# Couldn't catch stink on a monkey



## sand flea (Oct 24, 1999)

Sorry about the subject line, but I'm getting skunked. I'm hanging out in Tidewater this week, probably hitting the OBX a few days, but luck's not been good. Sandbridge was dead, as was Willoughby and Rudee.

There were several fish tailing tonight in Lynnhaven right in front of me, but I couldn't get them to take a lure. While I'm on the subject of Lynnhaven, I saw the lowest tide tonight I've ever seen. It was truly bizarre; the ground where the slope turns into the bar on the outside was dry. The water was only inches deep on the outside of the inlet for about 100 feet, but the tide was still going out when I left! Was spring tide today?

If anybody out there wants to get together and do some fishing this week, drop me a line!

sand flea


----------



## Salty (Jan 10, 2000)

Hey there Sandflea, 
I might try to do something down in VA Beach Thurs. I'm starting to think that CBBT might be a good shot for flounder. I've heard that they are getting some nice ones out of about 30' of water. I've also heard that people have been taking their limits. But, I haven't heard of any released yet... which kind of sickens me. No wonder the flounder are scarce up here; there is a wall of "fisherman" at the mouth of the bay catching them all, and not releasing enough if any. 

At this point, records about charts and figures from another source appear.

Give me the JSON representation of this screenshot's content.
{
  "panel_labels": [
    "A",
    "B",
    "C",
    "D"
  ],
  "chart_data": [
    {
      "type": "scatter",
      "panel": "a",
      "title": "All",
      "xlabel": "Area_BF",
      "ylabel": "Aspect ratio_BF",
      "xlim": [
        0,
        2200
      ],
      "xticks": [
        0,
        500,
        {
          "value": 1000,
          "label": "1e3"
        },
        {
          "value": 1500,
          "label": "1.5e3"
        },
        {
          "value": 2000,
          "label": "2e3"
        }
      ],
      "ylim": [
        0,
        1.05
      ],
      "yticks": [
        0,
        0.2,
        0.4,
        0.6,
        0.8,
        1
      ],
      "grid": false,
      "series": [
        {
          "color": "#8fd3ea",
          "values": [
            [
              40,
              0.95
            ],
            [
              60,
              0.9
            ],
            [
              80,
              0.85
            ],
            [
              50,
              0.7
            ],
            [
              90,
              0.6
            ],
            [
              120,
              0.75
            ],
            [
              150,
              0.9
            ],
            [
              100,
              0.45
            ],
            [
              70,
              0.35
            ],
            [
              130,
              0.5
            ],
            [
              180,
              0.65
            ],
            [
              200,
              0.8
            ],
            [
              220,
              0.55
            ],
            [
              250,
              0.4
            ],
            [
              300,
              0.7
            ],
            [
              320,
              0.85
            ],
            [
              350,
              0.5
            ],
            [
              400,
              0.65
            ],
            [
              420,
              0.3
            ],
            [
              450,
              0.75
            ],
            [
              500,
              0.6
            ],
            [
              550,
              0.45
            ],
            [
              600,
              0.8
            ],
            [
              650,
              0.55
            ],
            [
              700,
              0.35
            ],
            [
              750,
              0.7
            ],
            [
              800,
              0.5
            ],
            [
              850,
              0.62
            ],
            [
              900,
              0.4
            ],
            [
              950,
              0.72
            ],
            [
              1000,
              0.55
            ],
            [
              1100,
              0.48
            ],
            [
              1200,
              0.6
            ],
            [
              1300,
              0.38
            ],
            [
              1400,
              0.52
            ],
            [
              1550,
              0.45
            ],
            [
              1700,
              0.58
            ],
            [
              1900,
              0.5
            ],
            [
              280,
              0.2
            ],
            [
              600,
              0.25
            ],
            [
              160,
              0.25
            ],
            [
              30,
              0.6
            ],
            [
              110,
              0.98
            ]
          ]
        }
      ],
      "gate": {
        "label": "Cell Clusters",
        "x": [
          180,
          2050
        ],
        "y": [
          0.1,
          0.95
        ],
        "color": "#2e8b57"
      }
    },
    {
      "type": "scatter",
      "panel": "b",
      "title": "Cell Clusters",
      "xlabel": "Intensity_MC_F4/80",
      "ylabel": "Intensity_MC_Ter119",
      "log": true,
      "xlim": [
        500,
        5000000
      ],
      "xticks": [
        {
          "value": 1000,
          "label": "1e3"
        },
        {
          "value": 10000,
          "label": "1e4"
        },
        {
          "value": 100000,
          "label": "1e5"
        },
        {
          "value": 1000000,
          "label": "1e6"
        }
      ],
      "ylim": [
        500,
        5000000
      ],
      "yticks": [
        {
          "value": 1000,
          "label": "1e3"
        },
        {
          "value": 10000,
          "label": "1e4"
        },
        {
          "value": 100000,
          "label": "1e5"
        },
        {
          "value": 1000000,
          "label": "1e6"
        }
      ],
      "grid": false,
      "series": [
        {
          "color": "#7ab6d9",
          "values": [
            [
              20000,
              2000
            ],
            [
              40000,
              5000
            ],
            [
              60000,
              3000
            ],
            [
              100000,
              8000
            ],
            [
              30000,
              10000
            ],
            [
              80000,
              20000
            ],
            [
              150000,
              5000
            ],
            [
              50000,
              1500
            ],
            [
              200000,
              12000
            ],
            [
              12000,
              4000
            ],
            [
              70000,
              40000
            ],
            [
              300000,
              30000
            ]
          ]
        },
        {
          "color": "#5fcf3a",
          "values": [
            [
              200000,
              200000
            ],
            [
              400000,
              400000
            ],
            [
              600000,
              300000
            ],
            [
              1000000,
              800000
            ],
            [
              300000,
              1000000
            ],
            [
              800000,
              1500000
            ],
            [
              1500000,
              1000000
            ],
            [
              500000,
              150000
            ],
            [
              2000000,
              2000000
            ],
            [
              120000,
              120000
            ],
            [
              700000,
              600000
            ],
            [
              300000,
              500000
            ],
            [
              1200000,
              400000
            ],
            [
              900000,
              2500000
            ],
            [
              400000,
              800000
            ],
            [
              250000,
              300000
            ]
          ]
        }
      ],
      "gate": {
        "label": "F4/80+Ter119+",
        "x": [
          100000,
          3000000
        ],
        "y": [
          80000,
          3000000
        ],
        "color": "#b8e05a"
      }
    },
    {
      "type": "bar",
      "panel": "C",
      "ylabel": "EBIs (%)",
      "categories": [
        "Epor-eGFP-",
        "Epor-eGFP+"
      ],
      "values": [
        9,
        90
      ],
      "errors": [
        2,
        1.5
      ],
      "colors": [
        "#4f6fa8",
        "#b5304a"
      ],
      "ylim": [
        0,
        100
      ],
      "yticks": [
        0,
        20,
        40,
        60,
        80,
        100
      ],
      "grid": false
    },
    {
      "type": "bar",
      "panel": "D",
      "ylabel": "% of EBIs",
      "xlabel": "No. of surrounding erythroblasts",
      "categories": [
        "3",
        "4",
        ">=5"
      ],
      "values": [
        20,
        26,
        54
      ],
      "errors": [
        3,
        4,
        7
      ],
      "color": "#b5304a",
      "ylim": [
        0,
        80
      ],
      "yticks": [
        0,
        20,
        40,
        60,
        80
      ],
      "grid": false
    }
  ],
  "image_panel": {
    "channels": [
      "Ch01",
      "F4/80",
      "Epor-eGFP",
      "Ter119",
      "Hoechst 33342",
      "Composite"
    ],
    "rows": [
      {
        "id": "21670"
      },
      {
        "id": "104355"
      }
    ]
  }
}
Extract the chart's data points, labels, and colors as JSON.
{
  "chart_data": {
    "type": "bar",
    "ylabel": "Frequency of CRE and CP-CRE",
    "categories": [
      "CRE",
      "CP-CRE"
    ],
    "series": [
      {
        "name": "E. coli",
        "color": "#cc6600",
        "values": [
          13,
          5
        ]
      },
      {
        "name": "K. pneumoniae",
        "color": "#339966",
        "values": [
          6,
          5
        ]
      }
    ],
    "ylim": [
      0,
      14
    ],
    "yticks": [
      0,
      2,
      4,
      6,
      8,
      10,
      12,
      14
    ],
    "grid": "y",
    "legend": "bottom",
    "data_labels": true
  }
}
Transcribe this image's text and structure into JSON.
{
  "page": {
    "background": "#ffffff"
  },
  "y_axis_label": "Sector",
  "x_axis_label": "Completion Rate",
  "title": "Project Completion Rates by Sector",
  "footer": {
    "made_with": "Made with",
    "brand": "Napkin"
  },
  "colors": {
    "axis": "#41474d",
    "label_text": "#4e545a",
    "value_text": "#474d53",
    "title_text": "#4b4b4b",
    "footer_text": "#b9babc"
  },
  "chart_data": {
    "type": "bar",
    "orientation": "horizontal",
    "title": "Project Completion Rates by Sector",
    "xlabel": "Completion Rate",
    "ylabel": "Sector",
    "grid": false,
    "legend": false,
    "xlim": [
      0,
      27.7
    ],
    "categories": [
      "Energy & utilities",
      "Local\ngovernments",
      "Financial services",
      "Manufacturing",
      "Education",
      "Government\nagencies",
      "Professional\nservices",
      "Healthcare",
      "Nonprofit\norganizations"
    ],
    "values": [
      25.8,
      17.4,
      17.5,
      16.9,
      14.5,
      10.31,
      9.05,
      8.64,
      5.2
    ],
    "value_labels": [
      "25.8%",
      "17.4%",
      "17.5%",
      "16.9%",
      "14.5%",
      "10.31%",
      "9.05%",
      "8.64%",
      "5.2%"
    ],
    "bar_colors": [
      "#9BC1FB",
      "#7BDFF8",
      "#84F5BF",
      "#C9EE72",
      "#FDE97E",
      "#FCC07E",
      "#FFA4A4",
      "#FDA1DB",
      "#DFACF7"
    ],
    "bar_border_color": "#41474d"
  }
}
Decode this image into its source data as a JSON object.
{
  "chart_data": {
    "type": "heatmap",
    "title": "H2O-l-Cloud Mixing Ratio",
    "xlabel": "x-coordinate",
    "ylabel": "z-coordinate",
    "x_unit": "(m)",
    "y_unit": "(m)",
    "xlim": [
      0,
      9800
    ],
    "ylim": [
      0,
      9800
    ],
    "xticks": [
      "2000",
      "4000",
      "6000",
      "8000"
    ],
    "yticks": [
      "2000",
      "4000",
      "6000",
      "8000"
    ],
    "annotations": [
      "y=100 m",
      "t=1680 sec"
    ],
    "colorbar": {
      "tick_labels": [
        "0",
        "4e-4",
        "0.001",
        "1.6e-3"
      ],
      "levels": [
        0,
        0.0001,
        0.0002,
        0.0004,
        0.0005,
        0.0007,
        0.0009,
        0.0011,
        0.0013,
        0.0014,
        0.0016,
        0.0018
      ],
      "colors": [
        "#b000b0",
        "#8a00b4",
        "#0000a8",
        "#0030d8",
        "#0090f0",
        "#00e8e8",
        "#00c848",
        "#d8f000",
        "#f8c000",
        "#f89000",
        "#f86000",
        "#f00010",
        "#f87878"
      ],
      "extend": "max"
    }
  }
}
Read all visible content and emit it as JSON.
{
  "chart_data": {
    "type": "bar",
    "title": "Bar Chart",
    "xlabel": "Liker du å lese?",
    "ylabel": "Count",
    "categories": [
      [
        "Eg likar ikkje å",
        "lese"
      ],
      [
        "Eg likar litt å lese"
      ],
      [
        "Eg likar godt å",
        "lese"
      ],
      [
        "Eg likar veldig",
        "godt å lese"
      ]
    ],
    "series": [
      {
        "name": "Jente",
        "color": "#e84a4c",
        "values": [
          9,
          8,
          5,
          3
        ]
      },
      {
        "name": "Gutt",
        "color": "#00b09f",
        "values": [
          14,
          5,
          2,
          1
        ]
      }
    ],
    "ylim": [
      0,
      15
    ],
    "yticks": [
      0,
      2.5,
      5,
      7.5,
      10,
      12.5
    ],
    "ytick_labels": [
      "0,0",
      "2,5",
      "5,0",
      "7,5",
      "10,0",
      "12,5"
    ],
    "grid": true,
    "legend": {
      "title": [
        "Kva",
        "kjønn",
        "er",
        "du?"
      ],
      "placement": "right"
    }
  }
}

What were you trying at Lynnhaven? What was tailing? I find that if you jerk the lure away from a tailing fish it does nothing but get them more ticked, so they get more aggressive. 

It was a really low tide. I don't think I have seen it that low in quite some time. People were doing quite well at Glou-chi-chester though, but that was well after dark, but still very low. 

Tight lines, 

Salty


----------



## EJT (Jan 14, 2000)

I'm pretty new to this fishing stuff, but it seems a nice way to while away the hours now that I'm retired.

Where you gonna be hangin' on Thursday fleaman? Maybe you could give me a few pointers on hookin' the big ones.










Ed


----------



## Dr. Bubba (Nov 9, 1999)

Sandflea,

I'm planning on heading to Hatteras on sat morning. Gotta take Wendy to the airport early, then I'm gonna come home and pack the truck.
What are you gonna be up to? Will you already be down there?


----------



## sand flea (Oct 24, 1999)

Salty:
I'll be all over VB Thursday, assuming I'm back from OBX. As for Lynnhaven, I have no idea what was tailing--I think they might have been reds. I was on the bar, and they were doing it ten feet in front of me, right at the edge of the channel. Tried grubs, mirrolure tt-11, rat-l-trap--they wouldn't take a thing. The other guy fishing beside me hooked into a schoolie striper, but that's it. I'm marinating some chicken strips in peeler oil right now to go after trout tonight or tomorrow back at Lynnhaven.

Bubba: I'll be on my way north by Saturday. Gotta' be back at *gulp* work next week, but I'll be in Tidewater until then, although I might hit the OBX wed/thurs.


----------



## Salty (Jan 10, 2000)

Hey Sandflea, 
If you think they were reds, try a little bass Assassin. If the water is clear; go with a color called "Opening night" They're clear with the glitter, and a slight tint of pink. If the water is murkier, just go with something darker, I like "Black Shad" myself. I've actually had fish beach themselves chasing those. I let it sit on the bottom, and then slowly retrieve a few feet then jerk the heck out of it, then let it settle back on the bottom, and slow retrieve, jerk and on and on. I find that most fish demolish it while its falling from the jerks. 

Good luck man, I hope you find something out there, 

Salty


----------